Muss ich dem Nachbarn ein Notwegrecht gewähren – und was bekomme ich dafür?

Der rechtliche Anspruch auf einen Notweg

Stellen Sie sich vor, Ihr Grundstück grenzt an das eines Nachbarn, der ohne Zugang zur öffentlichen Strasse dasteht. Genau hier greift Art. 694 ZGB: Wer keinen genügenden Zugang zu einer öffentlichen Strasse hat, kann ein Notwegrecht verlangen – auch gegen den Willen der Nachbarn. Doch dieses Recht ist kein Freipass: Es handelt sich um einen gesetzlichen Ausnahmefall, der hohen Hürden unterliegt.

 

Notwegrecht = Enteignung?

Die Gewährung eines Notwegrechts ist rechtlich heikel, denn sie stellt eine Art privatrechtliche Enteignung dar. Deshalb muss der betroffene Grundeigentümer vor Gericht vollständig darlegen, dass er alle anderen (öffentlich-rechtlichen) Möglichkeiten zur Erschliessung ausgeschöpft hat. Erst wenn das belegt ist, kann ein Notweg beansprucht werden – und auch dann nur gegen volle Entschädigung.

 

Was bedeutet «volle Entschädigung»?

Die Entschädigung für das Notwegrecht orientiert sich an Grundsätzen des Enteignungsrechts. Dabei geht es nicht darum, was der Begünstigte gewinnt, sondern welchen Schaden der belastete Nachbar erleidet. Das Bundesgericht hat in seinem Urteil BGE 120 II 423 klargestellt: Die Entschädigung bemisst sich grundsätzlich nach der Differenz des Verkehrswerts zwischen dem unbelasteten Grundstück und demjenigen mit Notwegbelastung.

 

Sonderfall: Nutzung einer bestehenden Zufahrt

Besonders interessant ist die Regelung, wenn der Notweg über eine bereits bestehende Privatstrasse führt: In diesem Fall ist eine pauschale Differenzberechnung oft unpraktisch. Das Gericht darf hier auf eine wertbezogene Beteiligung am konkreten Flächenwert der beanspruchten Parzelle abstellen – mit anderen Worten: Der Begünstigte «kauft sich ein» in die bestehende Infrastruktur.

 

Was heisst das für Sie in der Praxis?

  • Bereits bestehende Strasse? → Der Notwegberechtigte kann verpflichtet werden, sich angemessen an den Kosten oder am Wert des Weges zu beteiligen.

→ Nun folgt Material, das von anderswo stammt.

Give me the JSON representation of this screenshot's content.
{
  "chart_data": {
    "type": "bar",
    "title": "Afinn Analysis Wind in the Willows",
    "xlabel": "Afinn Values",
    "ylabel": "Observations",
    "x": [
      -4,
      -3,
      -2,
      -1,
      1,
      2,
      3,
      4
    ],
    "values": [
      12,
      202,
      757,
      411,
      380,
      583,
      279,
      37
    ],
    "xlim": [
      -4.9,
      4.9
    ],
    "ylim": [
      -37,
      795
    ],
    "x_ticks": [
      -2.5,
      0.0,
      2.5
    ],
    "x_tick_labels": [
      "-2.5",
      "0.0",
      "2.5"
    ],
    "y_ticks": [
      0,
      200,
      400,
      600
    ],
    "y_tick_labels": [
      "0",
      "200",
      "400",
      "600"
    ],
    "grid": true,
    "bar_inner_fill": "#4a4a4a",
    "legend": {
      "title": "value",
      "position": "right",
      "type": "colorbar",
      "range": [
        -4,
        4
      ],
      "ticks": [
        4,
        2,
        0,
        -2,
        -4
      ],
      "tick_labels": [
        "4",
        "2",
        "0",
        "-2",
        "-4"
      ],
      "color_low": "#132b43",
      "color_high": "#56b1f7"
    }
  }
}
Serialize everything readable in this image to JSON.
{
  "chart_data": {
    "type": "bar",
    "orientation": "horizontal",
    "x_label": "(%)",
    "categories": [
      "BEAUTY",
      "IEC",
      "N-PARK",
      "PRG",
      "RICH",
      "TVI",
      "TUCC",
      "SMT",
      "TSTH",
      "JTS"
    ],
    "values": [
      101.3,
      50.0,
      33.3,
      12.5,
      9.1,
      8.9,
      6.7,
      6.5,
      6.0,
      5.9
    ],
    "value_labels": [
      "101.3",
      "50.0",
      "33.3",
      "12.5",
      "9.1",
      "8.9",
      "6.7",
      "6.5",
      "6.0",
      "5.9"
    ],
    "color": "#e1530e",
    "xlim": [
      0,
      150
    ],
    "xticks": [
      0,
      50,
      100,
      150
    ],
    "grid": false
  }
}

  • Neue Wegerschliessung nötig? → Die Kosten trägt in der Regel ausschliesslich derjenige, der den Notweg verlangt.

  • Wartungskosten? → Auch bei Mitbenutzung bestehender Wege ist der Begünstigte verpflichtet, zum Unterhalt beizutragen.

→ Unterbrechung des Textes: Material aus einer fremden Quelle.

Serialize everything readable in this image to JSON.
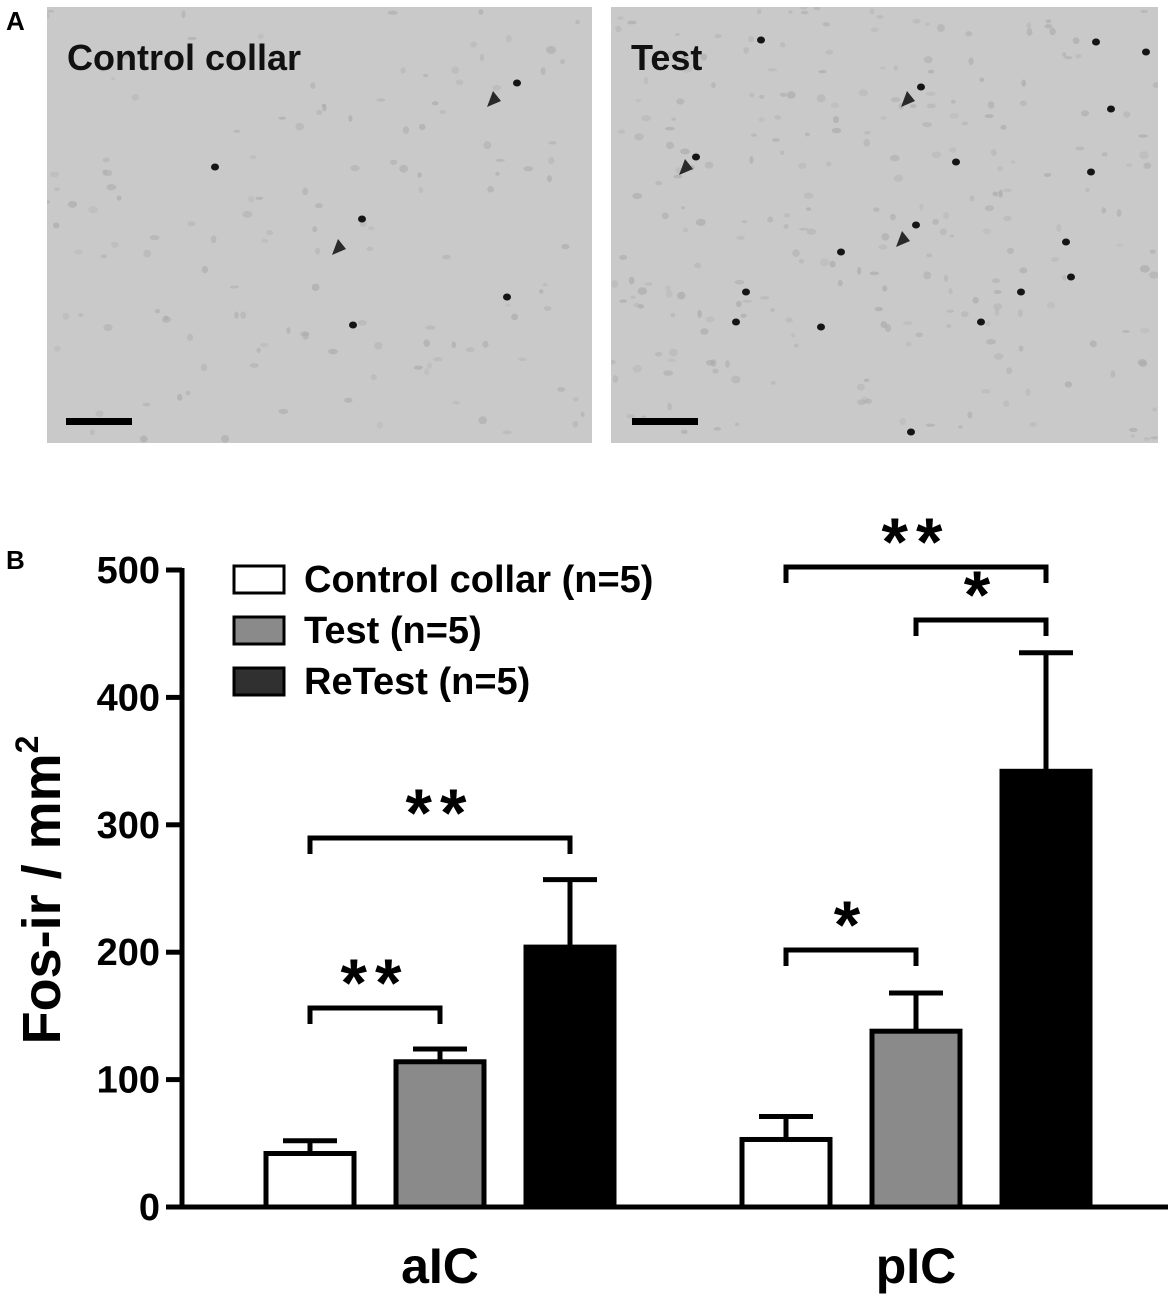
{
  "panel_a": {
    "letter": "A",
    "images": [
      {
        "label": "Control collar",
        "arrowheads": 2,
        "icon": "arrowhead-icon"
      },
      {
        "label": "Test",
        "arrowheads": 3,
        "icon": "arrowhead-icon"
      }
    ]
  },
  "panel_b": {
    "letter": "B"
  },
  "chart_data": {
    "type": "bar",
    "categories": [
      "aIC",
      "pIC"
    ],
    "series": [
      {
        "name": "Control collar (n=5)",
        "color": "#ffffff",
        "values": [
          42,
          53
        ],
        "errors": [
          10,
          18
        ]
      },
      {
        "name": "Test (n=5)",
        "color": "#8a8a8a",
        "values": [
          114,
          138
        ],
        "errors": [
          10,
          30
        ]
      },
      {
        "name": "ReTest (n=5)",
        "color": "#000000",
        "values": [
          204,
          342
        ],
        "errors": [
          53,
          93
        ]
      }
    ],
    "ylabel": "Fos-ir / mm",
    "ylabel_superscript": "2",
    "ylim": [
      0,
      500
    ],
    "yticks": [
      "0",
      "100",
      "200",
      "300",
      "400",
      "500"
    ],
    "legend_position": "top-left",
    "significance": [
      {
        "category": "aIC",
        "from": 0,
        "to": 1,
        "label": "**"
      },
      {
        "category": "aIC",
        "from": 0,
        "to": 2,
        "label": "**"
      },
      {
        "category": "pIC",
        "from": 0,
        "to": 1,
        "label": "*"
      },
      {
        "category": "pIC",
        "from": 1,
        "to": 2,
        "label": "*"
      },
      {
        "category": "pIC",
        "from": 0,
        "to": 2,
        "label": "**"
      }
    ]
  }
}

  • Veränderungen? → Sowohl der Begünstigte als auch der belastete Nachbar können eine Anpassung des Weges verlangen, wenn sich die Verhältnisse ändern (vgl. Art. 736, 742 ZGB).

 

Fazit

Ein Notwegrecht ist kein leichtfertig gewährtes Recht, sondern ein sorgfältig abgewogener Ausnahmefall. Die Interessen beider Seiten – Zugang und Eigentumsschutz – müssen fair ausgeglichen werden. Die Entschädigung orientiert sich dabei nicht an Wünschen, sondern an der tatsächlichen Wertminderung des betroffenen Grundstücks. Und: Wer den Notweg nutzt, muss in jedem Fall angemessen zahlen.

 

Tipp vom Fachanwalt: Bevor Sie als Nachbar einem Notwegrecht zustimmen – oder es verlangen – lohnt sich eine rechtliche Prüfung. Denn jedes Grundstück ist anders, jeder Fall einzigartig.